No, only containerized things need to be in a container. For everything else you are just using Windows except it feels more Linux like with git bash and has most basic Linux tools. If you need to run a container it is a lot more like it is on Linux podman container run ... right in your Windows shell (git bash in my case). This does things behind the scenes with a podman WSL image but it is mostly seamless.
I do actually start up Arch / Ubuntu / whatever in WSL for some things but mostly just use the above setup which is most Linux like without having to shell into WSL all the time. That being said, I use actual Linux / Arch whenever I can - yeah, I use Arch btw.
> No, only containerized things need to be in a container. For everything else you are just using Windows except it feels more Linux like with git bash and has most basic Linux tools.
But developer focused software is trash on Windows, if I want to remain productive I need a Linux environment so I can just run stuff without having to fuck around to configure it for Windows and what not.
Oh ok. If you use podman instead there isn't as much friction. Just type "podman" instead of "docker" as the commands are the same.
winget install -e --id RedHat.Podman
podman run --it --rm -p 8000:8000 .. image
For gitbash, add a new profile in Windows Terminal and find "bash.exe" in Program Files\Git (sorry I can't remember the details and not on Windows right now). Once you have this you can use normal Linux commands, setup a .bashrc, ls, cd ~, vi, etc.
Anyway, food for thought in case you want to try a different workflow one day.

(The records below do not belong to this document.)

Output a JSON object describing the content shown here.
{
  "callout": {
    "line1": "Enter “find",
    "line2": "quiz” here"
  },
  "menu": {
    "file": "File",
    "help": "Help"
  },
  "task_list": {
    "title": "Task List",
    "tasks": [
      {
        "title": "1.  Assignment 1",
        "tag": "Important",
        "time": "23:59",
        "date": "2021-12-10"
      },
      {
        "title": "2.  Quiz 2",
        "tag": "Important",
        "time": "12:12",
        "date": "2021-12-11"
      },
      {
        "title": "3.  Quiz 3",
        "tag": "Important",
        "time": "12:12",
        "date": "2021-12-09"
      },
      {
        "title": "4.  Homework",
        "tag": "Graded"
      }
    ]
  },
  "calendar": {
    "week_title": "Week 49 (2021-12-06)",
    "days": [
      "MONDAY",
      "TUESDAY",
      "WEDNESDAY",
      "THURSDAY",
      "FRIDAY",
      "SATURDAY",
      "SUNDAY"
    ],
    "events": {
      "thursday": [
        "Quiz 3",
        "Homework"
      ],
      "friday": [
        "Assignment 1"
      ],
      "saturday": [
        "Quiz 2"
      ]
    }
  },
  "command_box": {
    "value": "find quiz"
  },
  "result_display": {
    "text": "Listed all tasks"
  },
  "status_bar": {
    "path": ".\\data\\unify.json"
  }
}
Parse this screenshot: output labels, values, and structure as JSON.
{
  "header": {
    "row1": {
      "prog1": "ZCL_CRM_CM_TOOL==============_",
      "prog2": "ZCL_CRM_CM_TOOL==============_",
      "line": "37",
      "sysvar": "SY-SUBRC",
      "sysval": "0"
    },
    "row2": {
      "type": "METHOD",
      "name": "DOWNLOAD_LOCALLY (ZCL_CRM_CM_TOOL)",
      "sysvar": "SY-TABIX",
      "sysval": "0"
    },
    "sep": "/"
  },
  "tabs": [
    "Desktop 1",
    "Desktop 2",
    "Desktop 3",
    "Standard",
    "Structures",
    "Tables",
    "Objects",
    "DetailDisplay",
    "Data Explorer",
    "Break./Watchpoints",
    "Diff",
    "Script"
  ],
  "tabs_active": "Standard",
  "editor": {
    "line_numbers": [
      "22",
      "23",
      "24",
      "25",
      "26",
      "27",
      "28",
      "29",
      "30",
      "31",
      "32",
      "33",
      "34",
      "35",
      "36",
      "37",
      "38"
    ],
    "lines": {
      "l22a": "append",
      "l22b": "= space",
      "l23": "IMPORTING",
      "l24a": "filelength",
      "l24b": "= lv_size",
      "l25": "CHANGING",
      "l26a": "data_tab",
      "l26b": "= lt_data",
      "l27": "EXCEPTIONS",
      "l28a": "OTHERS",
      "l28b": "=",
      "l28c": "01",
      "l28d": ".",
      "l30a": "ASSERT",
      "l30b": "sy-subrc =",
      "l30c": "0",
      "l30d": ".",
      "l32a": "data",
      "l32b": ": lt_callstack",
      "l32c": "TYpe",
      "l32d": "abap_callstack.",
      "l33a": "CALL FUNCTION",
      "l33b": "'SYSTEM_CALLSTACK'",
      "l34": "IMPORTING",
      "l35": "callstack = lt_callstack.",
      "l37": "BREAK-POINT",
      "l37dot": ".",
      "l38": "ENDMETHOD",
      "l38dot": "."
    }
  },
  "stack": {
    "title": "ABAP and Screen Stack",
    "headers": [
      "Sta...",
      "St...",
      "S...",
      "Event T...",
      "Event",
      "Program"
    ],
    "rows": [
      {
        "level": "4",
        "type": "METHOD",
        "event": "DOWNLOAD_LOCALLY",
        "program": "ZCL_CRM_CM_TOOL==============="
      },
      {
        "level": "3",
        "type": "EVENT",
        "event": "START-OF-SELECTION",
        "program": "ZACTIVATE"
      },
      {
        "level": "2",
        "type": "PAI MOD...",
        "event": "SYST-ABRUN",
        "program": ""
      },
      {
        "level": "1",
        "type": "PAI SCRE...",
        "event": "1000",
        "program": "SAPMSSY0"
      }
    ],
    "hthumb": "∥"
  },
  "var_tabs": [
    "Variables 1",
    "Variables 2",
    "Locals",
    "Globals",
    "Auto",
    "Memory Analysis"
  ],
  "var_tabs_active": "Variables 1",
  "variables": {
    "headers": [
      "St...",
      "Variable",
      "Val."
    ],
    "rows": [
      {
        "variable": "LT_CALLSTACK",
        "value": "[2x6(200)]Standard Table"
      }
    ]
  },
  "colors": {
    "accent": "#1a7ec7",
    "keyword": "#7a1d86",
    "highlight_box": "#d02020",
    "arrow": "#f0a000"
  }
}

Where exactly does this run? Podman/Docker makes no difference, doesn't it? You still need to run a VM (WSL2 on Windows), so might as well run those directly in the WSL2 environment I already have? But again, docker in WSL2 doesn't work as directly on Linux, for whatever reason.
> For gitbash, add a new profile in Windows Terminal and find "bash.exe" in Program Files\Git (sorry I can't remember the details and not on Windows right now). Once you have this you can use normal Linux commands, setup a .bashrc, ls, cd ~, vi, etc.
Been there and tried that, and "git bash" on Windows is probably the worst mixmatch, and bunch of tooling gets confused when the shell is bash but the actual host is Windows.
I do actually start up Arch / Ubuntu / whatever in WSL for some things but mostly just use the above setup which is most Linux like without having to shell into WSL all the time. That being said, I use actual Linux / Arch whenever I can - yeah, I use Arch btw.